Breakwater Pantai Simonet Rusak Parah

Breakwater Pantai Simonet Rusak Parah

**Banjir Rob Kian Mengancam

PEMECAH GELOMBANG RUSAK - Warga Dukuh Simonet, Desa Semut, Kecamatan Wonokerto saat ini kian ketar-ketir dengan rusaknya bangunan pemecah gelombang di sepanjang pesisir pantai. Warga kian resah banjir rob akan semakin besar, apalagi tanggul penahan rob sudah selesai dibangun karena dukuh ini berada di sisi utara tanggul tersebut. Foto: Hadi Waluyo.

WONOKERTO - Ratusan warga di Dukuh Simonet, Desa Semut, Kecamatan Wonokerto, Kabupaten Pekalongan kian resah dengan rusaknya bangunan breakwater di sepanjang pesisir pantai di wilayah itu. Dengan kerusakan bangunan pemecah gelombang itu, banjir rob saat ombak pasang hampir menyapu seluruh pemukiman di Dukuh Simonet.

Kecemasan warga di pedukuhan paling utara di pesisir Kota Santri ini kian menjadi seiring dengan selesainya tanggul penanggulangan banjir rob. Maklum, pedukuhan ini berada di luar tanggul atau di sisi utara tanggul, sehingga kekhawatiran akan dampak ombak pasang laut kian menjadi.

Rusaknya breakwater sehingga dikhawatirkan akan menjadi penyebab kian besarnya banjir rob di wilayah itu disampaikan warga setempat saat reses anggota DPRD Kabupaten Pekalongan dari PDI Perjuangan Sumar Rosul di pedukuhan itu, Sabtu (2/11) siang.

Ketua RT 14 Dukuh Simonet, Sunaryo, menuturkan, di Dukuh Simonet terdapat 56 rumah, dengan 250-an kepala keluarga. Jumlah pemilih di pedukuhan ini ada 188 jiwa. Untuk mengatasi abrasi dan mencegah banjir pasang air laut, pemerintah membangun breakwater dengan konstruksi bebatuan. Ia mengaku lupa kapan breakwater itu dibangun, namun seingatnya pada tahun 2014.

"Breakwater itu dulu tingginya sekitar 2 meter, namun sekarang ambles hingga tingginya kurang dari 1 meter. Konstruksi batu untuk pemecah gelombang ini juga banyak yang bolong sehingga tidak berfungsi optimal saat air laut pasang," terang dia.

Oleh karena itu, banjir rob akibat pasang laut pun terus terjadi di pedukuhan ini. Bahkan, banjir sudah memasuki hampir semua rumah di dukuh tersebut, dengan ketinggian air di dalam rumah berkisar antara 20 cm hingga 50 cm.

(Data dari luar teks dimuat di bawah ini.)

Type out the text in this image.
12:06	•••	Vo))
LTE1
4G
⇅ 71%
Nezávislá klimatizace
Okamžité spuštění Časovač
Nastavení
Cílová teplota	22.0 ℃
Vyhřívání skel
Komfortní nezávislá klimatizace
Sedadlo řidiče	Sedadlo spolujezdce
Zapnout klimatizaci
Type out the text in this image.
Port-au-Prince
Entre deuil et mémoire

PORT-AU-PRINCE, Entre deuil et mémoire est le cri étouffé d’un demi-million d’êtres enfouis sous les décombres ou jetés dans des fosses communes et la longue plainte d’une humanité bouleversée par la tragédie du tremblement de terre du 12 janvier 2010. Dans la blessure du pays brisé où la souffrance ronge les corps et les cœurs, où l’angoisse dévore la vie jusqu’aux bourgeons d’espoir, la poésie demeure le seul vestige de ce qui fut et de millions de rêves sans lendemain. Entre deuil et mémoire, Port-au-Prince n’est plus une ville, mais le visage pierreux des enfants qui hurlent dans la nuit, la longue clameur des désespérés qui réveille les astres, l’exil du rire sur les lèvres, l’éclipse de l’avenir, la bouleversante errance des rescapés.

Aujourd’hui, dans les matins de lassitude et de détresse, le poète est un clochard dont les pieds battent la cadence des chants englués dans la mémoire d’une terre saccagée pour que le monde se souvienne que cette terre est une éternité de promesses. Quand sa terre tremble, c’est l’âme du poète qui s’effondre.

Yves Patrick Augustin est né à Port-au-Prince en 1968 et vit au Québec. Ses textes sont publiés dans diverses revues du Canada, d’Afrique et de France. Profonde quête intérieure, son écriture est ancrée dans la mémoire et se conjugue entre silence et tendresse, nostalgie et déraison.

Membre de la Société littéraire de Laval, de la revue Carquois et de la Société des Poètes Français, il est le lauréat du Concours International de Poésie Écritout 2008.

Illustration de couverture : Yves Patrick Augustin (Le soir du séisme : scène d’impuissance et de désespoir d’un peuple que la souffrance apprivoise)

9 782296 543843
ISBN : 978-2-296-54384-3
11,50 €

"Untuk banjir rob sendiri biasanya terjadi pada bulan 4, 5, dan 6," terang dia.
Selama musim banjir rob, lanjut dia, akses masyarakat di pedukuhan ini nyaris terisolir. Sehingga warga pun kian kesulitan mendapatkan kebutuhan Sehari-hari selama musim banjir rob.

"Kami saat ini kian resah karena kondisi breakwater rusak. Di sisi lain, tanggul penahan banjir rob sudah selesai, sehingga dikhawatirkan rob hanya akan berhenti di sini saja," katanya.
Dikatakan, banjir rob paling besar pernah terjadi pada tahun 2017. Saat itu, lanjut dia, ketinggian air mencapai 1,5 meter. "Kami berharap pemerintah bisa membangun breakwater yang rusak, sehingga air pasang laut bisa diantisipasi agar tidak masuk ke pemukiman warga," harap dia.


Anggota DPRD Kabupaten Pekalongan Sumar Rosul mengakui persoalan paling mengemuka saat reses itu adalah tanggul breakwater yang sudah rusak konstruksinya. Warga, kata dia, meminta agar breakwater bisa ditangani pemda, agar air laut tidak masuk ke pemukiman. "Saat musim rob, rumah di satu dukuh ini tergenang. Saat bangun tidur, perabotan sudah bergeser dari tempat semula karena banjir rob ini," katanya.

Ia mengaku akan mengusulkan agar perbaikan breakwater itu bisa dianggarkan di tahun 2020. Meski diakuinya kondisi keuangan pemda terbatas, namun kata dia, pembangunan breakwater itu harus masuk skala prioritas karena kondisinya mendesak untuk segera diperbaiki agar warga Dukuh Simonet merasa aman dari bahaya rob.

"Ini mendesak sehingga saya nilai bisa masuk skala prioritas di tahun 2020. Warga menghendaki agar bangunan pemecah gelombang dengan setpel atau patok beton, sehingga lebih awet dibandingkan konstruksi batu biasa yang mudah tergerus ombak. Ini lebih mahal tapi awet," ujar dia. (had)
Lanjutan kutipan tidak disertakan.